Allison: Tenemos seis peticiones chárter. Dos de ellas son escuelas chárter de elección de escuela pública. Eso significa que somos la escuela del vecindario para ese límite geográfico. Camino Nuevo Cisneros y Camino Nuevo Castellanos. Ambos tienen un programa bilingüe. El campus de Cisneros, que se encuentra en Echo Park, también tiene un programa solo en inglés. Cisneros es una de nuestras escuelas de más alto rendimiento. Modela mucha innovación. Entras en un aula allí e inmediatamente sientes apoyo, que se satisfacen las necesidades de los niños, que la maestra está emocionada de estar allí y que los niños están aprendiendo, pero están aprendiendo de diferentes maneras. Esa escuela también tiene alrededor del 10 por ciento de niños sin hogar. Así que no solo están sirviendo a todos los niños en el límite de asistencia, sino que también están sirviendo a estudiantes cuyas necesidades son significativas, y lo están haciendo excepcionalmente bien.

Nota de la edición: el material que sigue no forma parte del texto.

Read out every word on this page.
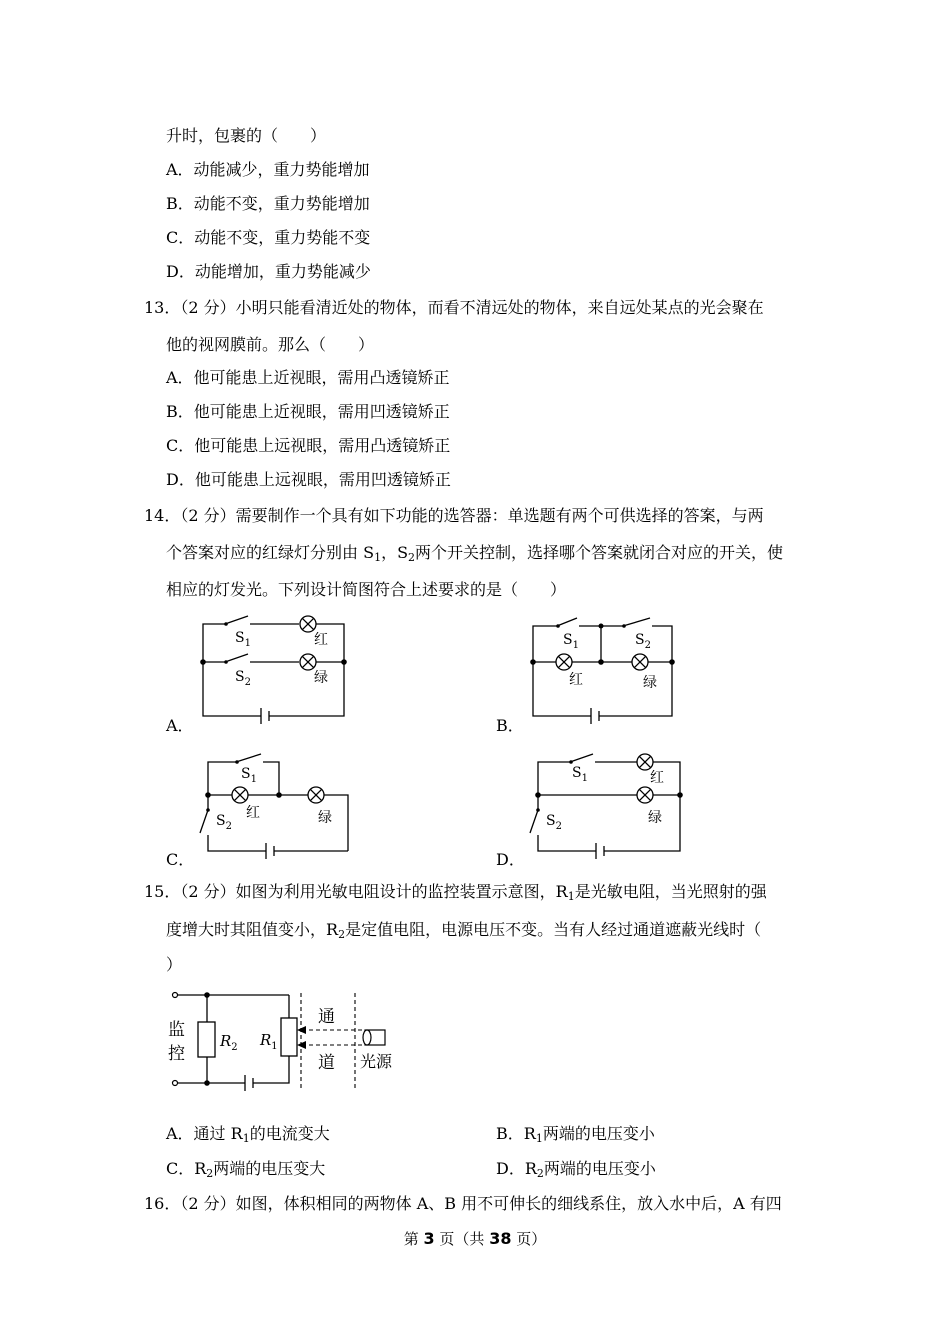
升时，包裹的（　　）
A．动能减少，重力势能增加
B．动能不变，重力势能增加
C．动能不变，重力势能不变
D．动能增加，重力势能减少
13．（2 分）小明只能看清近处的物体，而看不清远处的物体，来自远处某点的光会聚在
他的视网膜前。那么（　　）
A．他可能患上近视眼，需用凸透镜矫正
B．他可能患上近视眼，需用凹透镜矫正
C．他可能患上远视眼，需用凸透镜矫正
D．他可能患上远视眼，需用凹透镜矫正
14．（2 分）需要制作一个具有如下功能的选答器：单选题有两个可供选择的答案，与两
个答案对应的红绿灯分别由 $S_1$，$S_2$两个开关控制，选择哪个答案就闭合对应的开关，使
相应的灯发光。下列设计简图符合上述要求的是（　　）
A．	B．
C．	D．
$S_1$
$S_2$
红
绿
$S_1$	$S_2$
红	绿
$S_1$
$S_2$
红	绿
$S_1$
$S_2$
红
绿
15．（2 分）如图为利用光敏电阻设计的监控装置示意图，$R_1$是光敏电阻，当光照射的强
度增大时其阻值变小，$R_2$是定值电阻，电源电压不变。当有人经过通道遮蔽光线时（
）
监
控
$R_2$ $R_1$
通
道 光源
A．通过 $R_1$的电流变大	B．$R_1$两端的电压变小
C．$R_2$两端的电压变大	D．$R_2$两端的电压变小
16．（2 分）如图，体积相同的两物体 A、B 用不可伸长的细线系住，放入水中后，A 有四
第 3 页（共 38 页）
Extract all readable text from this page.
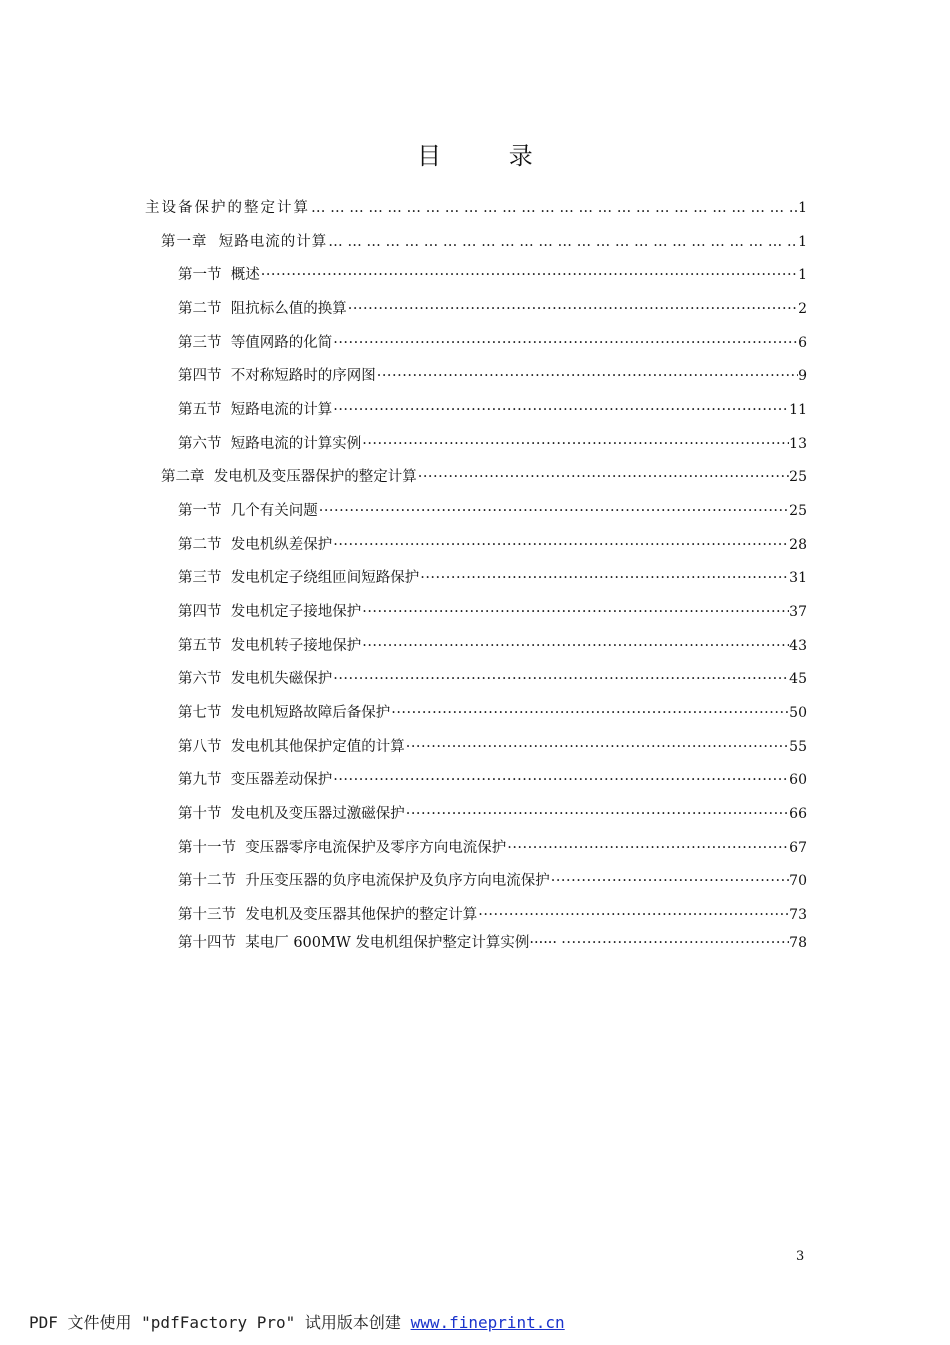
目 录
主设备保护的整定计算 … … … … … … … … … … … … … … … … … … … … … … … … … … … … … … … … … … … … … … … … … … … … … … … … … … … … … … … … … … … … … … … …	1
第一章  短路电流的计算 … … … … … … … … … … … … … … … … … … … … … … … … … … … … … … … … … … … … … … … … … … … … … … … … … … … … … … … … … … … … … … … …	1
第一节  概述 ·····	1
第二节  阻抗标么值的换算 ·····	2
第三节  等值网路的化简 ·····	6
第四节  不对称短路时的序网图 ·····	9
第五节  短路电流的计算 ·····	11
第六节  短路电流的计算实例 ·····	13
第二章  发电机及变压器保护的整定计算 ·····	25
第一节  几个有关问题 ·····	25
第二节  发电机纵差保护 ·····	28
第三节  发电机定子绕组匝间短路保护 ·····	31
第四节  发电机定子接地保护 ·····	37
第五节  发电机转子接地保护 ·····	43
第六节  发电机失磁保护 ·····	45
第七节  发电机短路故障后备保护 ·····	50
第八节  发电机其他保护定值的计算 ·····	55
第九节  变压器差动保护 ·····	60
第十节  发电机及变压器过激磁保护 ·····	66
第十一节  变压器零序电流保护及零序方向电流保护 ·····	67
第十二节  升压变压器的负序电流保护及负序方向电流保护 ·····	70
第十三节  发电机及变压器其他保护的整定计算 ·····	73
第十四节  某电厂 600MW 发电机组保护整定计算实例······ ·····	78
3
PDF 文件使用 "pdfFactory Pro" 试用版本创建 www.fineprint.cn
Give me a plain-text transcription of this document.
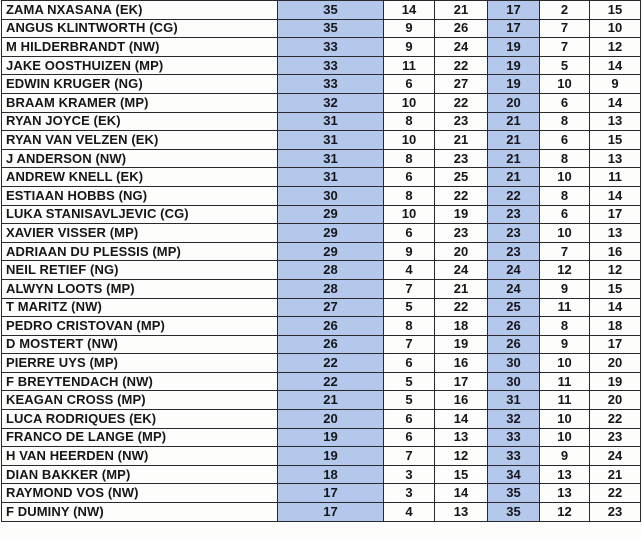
ZAMA NXASANA (EK)	35	14	21	17	2	15
ANGUS KLINTWORTH (CG)	35	9	26	17	7	10
M HILDERBRANDT (NW)	33	9	24	19	7	12
JAKE OOSTHUIZEN (MP)	33	11	22	19	5	14
EDWIN KRUGER (NG)	33	6	27	19	10	9
BRAAM KRAMER (MP)	32	10	22	20	6	14
RYAN JOYCE (EK)	31	8	23	21	8	13
RYAN VAN VELZEN (EK)	31	10	21	21	6	15
J ANDERSON (NW)	31	8	23	21	8	13
ANDREW KNELL (EK)	31	6	25	21	10	11
ESTIAAN HOBBS (NG)	30	8	22	22	8	14
LUKA STANISAVLJEVIC (CG)	29	10	19	23	6	17
XAVIER VISSER (MP)	29	6	23	23	10	13
ADRIAAN DU PLESSIS (MP)	29	9	20	23	7	16
NEIL RETIEF (NG)	28	4	24	24	12	12
ALWYN LOOTS (MP)	28	7	21	24	9	15
T MARITZ (NW)	27	5	22	25	11	14
PEDRO CRISTOVAN (MP)	26	8	18	26	8	18
D MOSTERT (NW)	26	7	19	26	9	17
PIERRE UYS (MP)	22	6	16	30	10	20
F BREYTENDACH (NW)	22	5	17	30	11	19
KEAGAN CROSS (MP)	21	5	16	31	11	20
LUCA RODRIQUES (EK)	20	6	14	32	10	22
FRANCO DE LANGE (MP)	19	6	13	33	10	23
H VAN HEERDEN (NW)	19	7	12	33	9	24
DIAN BAKKER (MP)	18	3	15	34	13	21
RAYMOND VOS (NW)	17	3	14	35	13	22
F DUMINY (NW)	17	4	13	35	12	23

SU: ¿Están bien todas las escuelas de Camino Nuevo?

Allison: Tenemos algunas escuelas que lo están haciendo realmente bien, Cisneros es una de ellas, Kayne Siart es otra. Nuestro campus de Burlington, que es nuestra escuela insignia, está bien, y luego otras dos no lo están haciendo tan bien. Tenemos una escuela secundaria que está muy bien y otra en la que realmente hemos luchado para despegar, y nos estamos moviendo en una trayectoria positiva, pero esa experiencia ha reforzado que no hay una solución mágica y, nuevamente, que este trabajo es tan duro.

SU: ¿Cuál es la diferencia?

Allison: El liderazgo realmente importa. Un director fuerte es tan crítico para establecer el tono y las expectativas, y eso es cierto en las escuelas chárter y las escuelas públicas tradicionales. Un director fuerte entonces fomenta maestros fuertes. Y al final del día, las escuelas tienen éxito porque tienen líderes fuertes y maestros fuertes.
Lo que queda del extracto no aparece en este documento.